« Peut-on convoquer une autre version de soi-même, pour exprimer ce qu’on ne parvient pas à dire dans sa propre langue ? Un solo en anglais aussi drôle que troublant, qui détourne les codes du stand-up et navigue entre humour et tragédie, pour libérer nos imaginaires face aux chemins tortueux du deuil et de la résilience ».
Sur la scène entièrement vide, une femme s’avance vers nous, carabine à la main : « I am the actress. I guess you are… the audience? », nous lance-t-elle, en mâchant son chewing-gum de façon flegmatique. Elle poursuit, toujours en anglais : « N’ayez pas peur de mon fusil. Je le garde tout le temps avec moi. C’est à cause des loups ». Il n’est pas toujours possible de raconter sa vie dans sa langue maternelle. Surtout quand dans cette vie, à peu près tout, un jour, s’est effondré. Pour essayer de nommer ce qu’elle a sur le cœur, cette actrice qui nous parle a donc décidé de faire un pas de côté, pour laisser place à l’un de ses doubles. Une désopilante version américaine d’elle-même, qui va chercher de nouveaux mots pour faire le récit de son hasardeuse reconstruction intime, tout en s’amusant à brouiller les pistes de sa propre tragédie …

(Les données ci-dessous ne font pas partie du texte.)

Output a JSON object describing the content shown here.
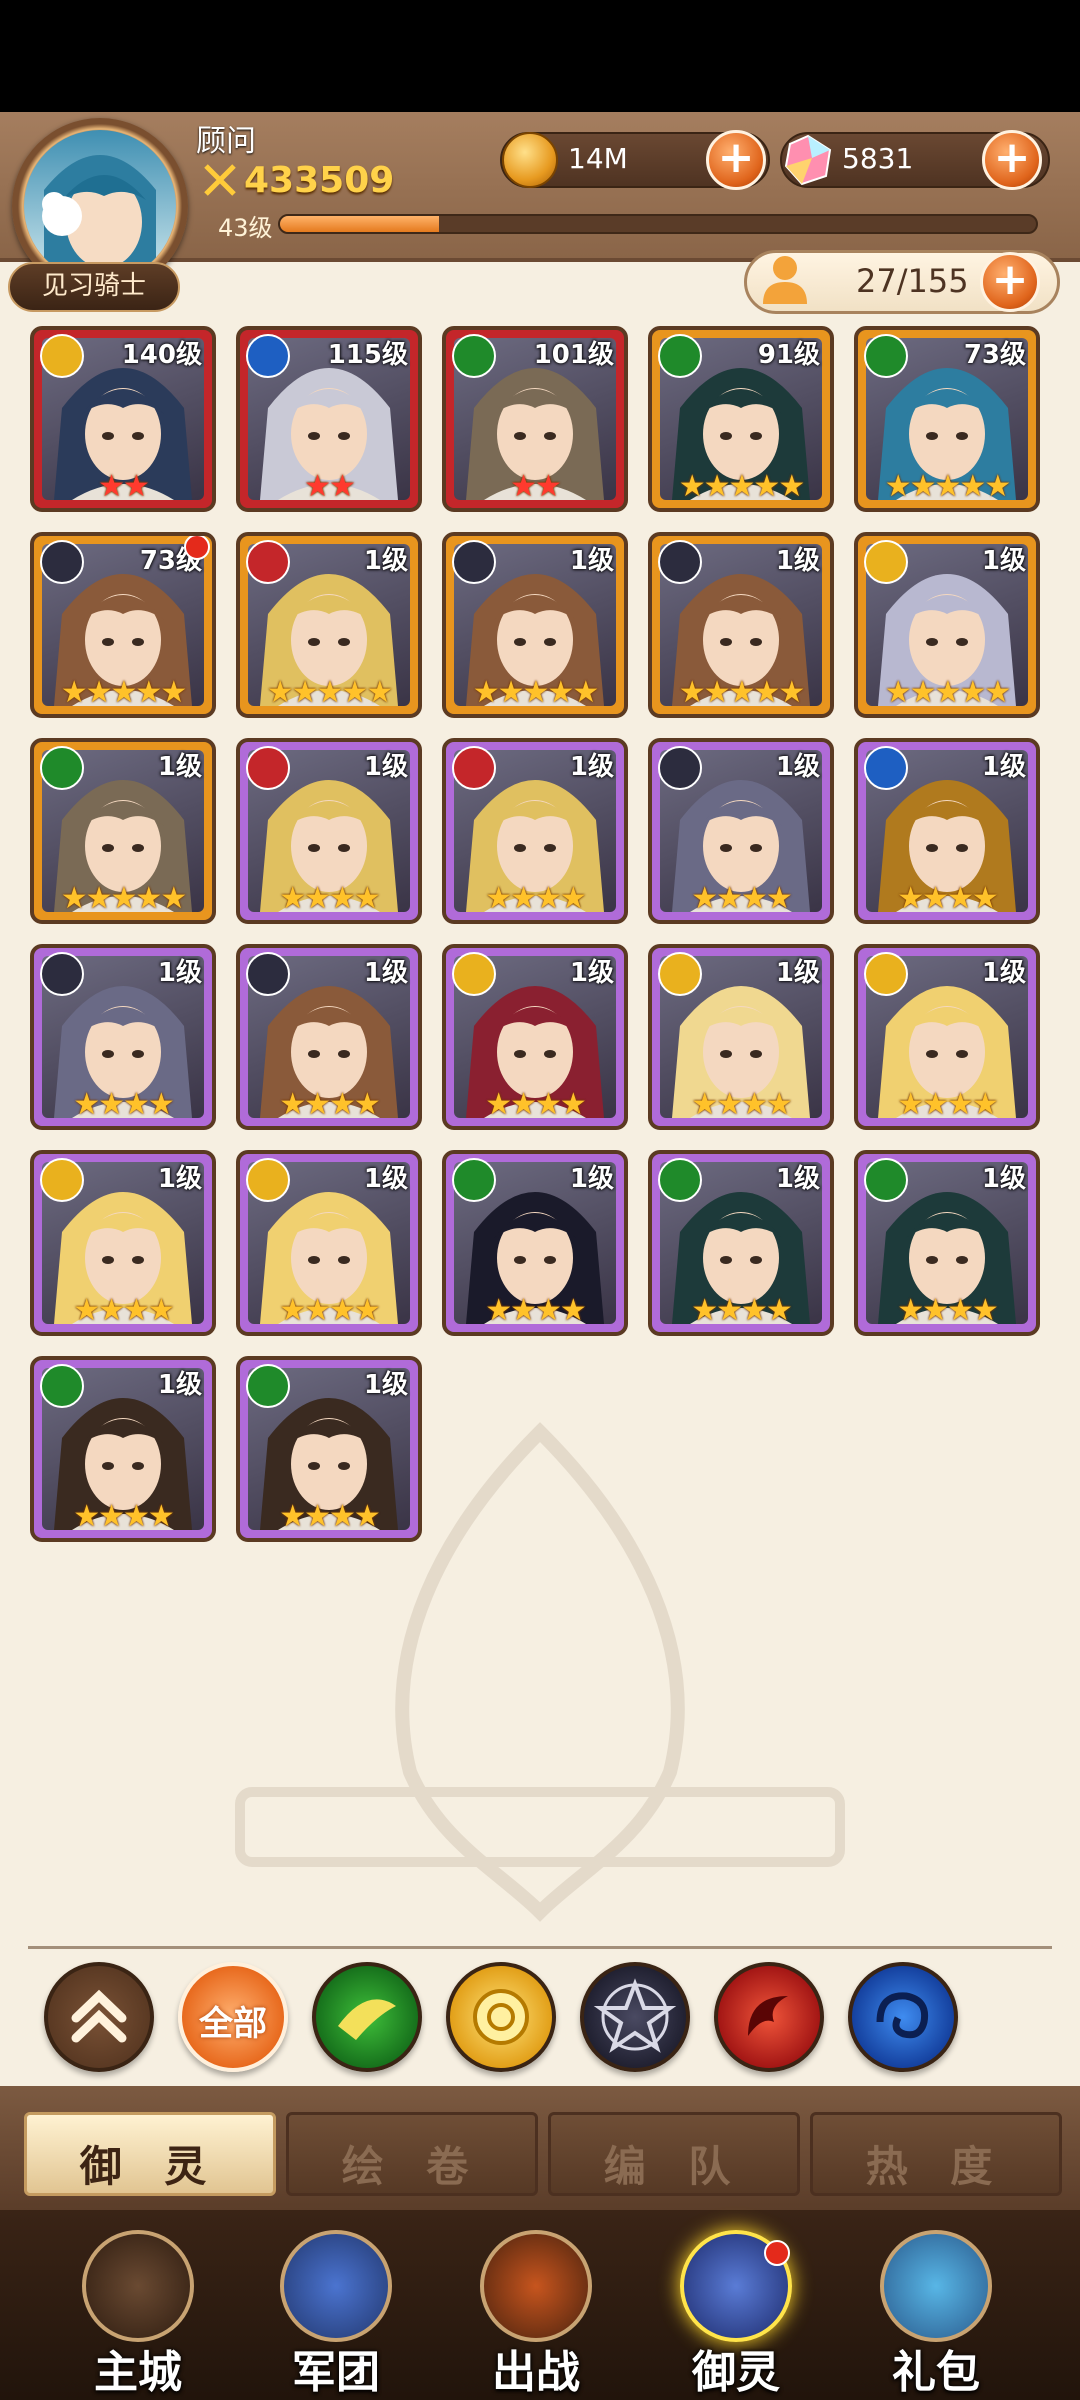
{
  "player": {
    "name": "顾问",
    "power": "433509",
    "level": "43级",
    "xp_fraction": 0.21,
    "rank": "见习骑士"
  },
  "resources": {
    "gold": "14M",
    "gems": "5831",
    "roster": "27/155"
  },
  "cards": [
    {
      "level": "140级",
      "stars": "★★",
      "faction": "light",
      "frame": "red"
    },
    {
      "level": "115级",
      "stars": "★★",
      "faction": "water",
      "frame": "red"
    },
    {
      "level": "101级",
      "stars": "★★",
      "faction": "nature",
      "frame": "red"
    },
    {
      "level": "91级",
      "stars": "★★★★★",
      "faction": "nature",
      "frame": "gold"
    },
    {
      "level": "73级",
      "stars": "★★★★★",
      "faction": "nature",
      "frame": "gold"
    },
    {
      "level": "73级",
      "stars": "★★★★★",
      "faction": "dark",
      "frame": "gold"
    },
    {
      "level": "1级",
      "stars": "★★★★★",
      "faction": "fire",
      "frame": "gold"
    },
    {
      "level": "1级",
      "stars": "★★★★★",
      "faction": "dark",
      "frame": "gold"
    },
    {
      "level": "1级",
      "stars": "★★★★★",
      "faction": "dark",
      "frame": "gold"
    },
    {
      "level": "1级",
      "stars": "★★★★★",
      "faction": "light",
      "frame": "gold"
    },
    {
      "level": "1级",
      "stars": "★★★★★",
      "faction": "nature",
      "frame": "gold"
    },
    {
      "level": "1级",
      "stars": "★★★★",
      "faction": "fire",
      "frame": "purple"
    },
    {
      "level": "1级",
      "stars": "★★★★",
      "faction": "fire",
      "frame": "purple"
    },
    {
      "level": "1级",
      "stars": "★★★★",
      "faction": "dark",
      "frame": "purple"
    },
    {
      "level": "1级",
      "stars": "★★★★",
      "faction": "water",
      "frame": "purple"
    },
    {
      "level": "1级",
      "stars": "★★★★",
      "faction": "dark",
      "frame": "purple"
    },
    {
      "level": "1级",
      "stars": "★★★★",
      "faction": "dark",
      "frame": "purple"
    },
    {
      "level": "1级",
      "stars": "★★★★",
      "faction": "light",
      "frame": "purple"
    },
    {
      "level": "1级",
      "stars": "★★★★",
      "faction": "light",
      "frame": "purple"
    },
    {
      "level": "1级",
      "stars": "★★★★",
      "faction": "light",
      "frame": "purple"
    },
    {
      "level": "1级",
      "stars": "★★★★",
      "faction": "light",
      "frame": "purple"
    },
    {
      "level": "1级",
      "stars": "★★★★",
      "faction": "light",
      "frame": "purple"
    },
    {
      "level": "1级",
      "stars": "★★★★",
      "faction": "nature",
      "frame": "purple"
    },
    {
      "level": "1级",
      "stars": "★★★★",
      "faction": "nature",
      "frame": "purple"
    },
    {
      "level": "1级",
      "stars": "★★★★",
      "faction": "nature",
      "frame": "purple"
    },
    {
      "level": "1级",
      "stars": "★★★★",
      "faction": "nature",
      "frame": "purple"
    },
    {
      "level": "1级",
      "stars": "★★★★",
      "faction": "nature",
      "frame": "purple"
    }
  ],
  "filters": {
    "all_label": "全部"
  },
  "tabs": [
    "御 灵",
    "绘 卷",
    "编 队",
    "热 度"
  ],
  "nav": [
    "主城",
    "军团",
    "出战",
    "御灵",
    "礼包"
  ],
  "colors": {
    "nature": "#1f8a2a",
    "water": "#1e5fc2",
    "fire": "#c4262a",
    "light": "#e9b11e",
    "dark": "#2c2c3e"
  }
}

Après le succès de Faire quelque chose. (C'est le faire, non ?), et en attendant sa nouvelle création la saison prochaine, nous avons invité Venedig Meer, compagnie partenaire du Varia, à revenir quelques années en arrière. Douze ans après sa création, l’autrice, actrice et metteuse en scène Florence Minder réinterprète son tout premier spectacle, dans lequel on retrouve la matrice de sa recherche théâtrale, qui questionne notre rapport intime et collectif à la fiction. Ni musique, ni micro, ni vidéo, ni jeux de lumières : dans ce seule-en-scène aussi bouleversant que jubilatoire, elle nous avertit même d’emblée qu’elle évoluera dans un registre physique pour le moins … limité. Un stand-up low-cost désarmant de sincérité, intégralement en anglais sur-titré, au fil duquel son alter ego linguistique retrace ses errements et son désarroi, tentant par tous les moyens de transcender sa propre solitude pour avancer sur les chemins sinueux de la perte.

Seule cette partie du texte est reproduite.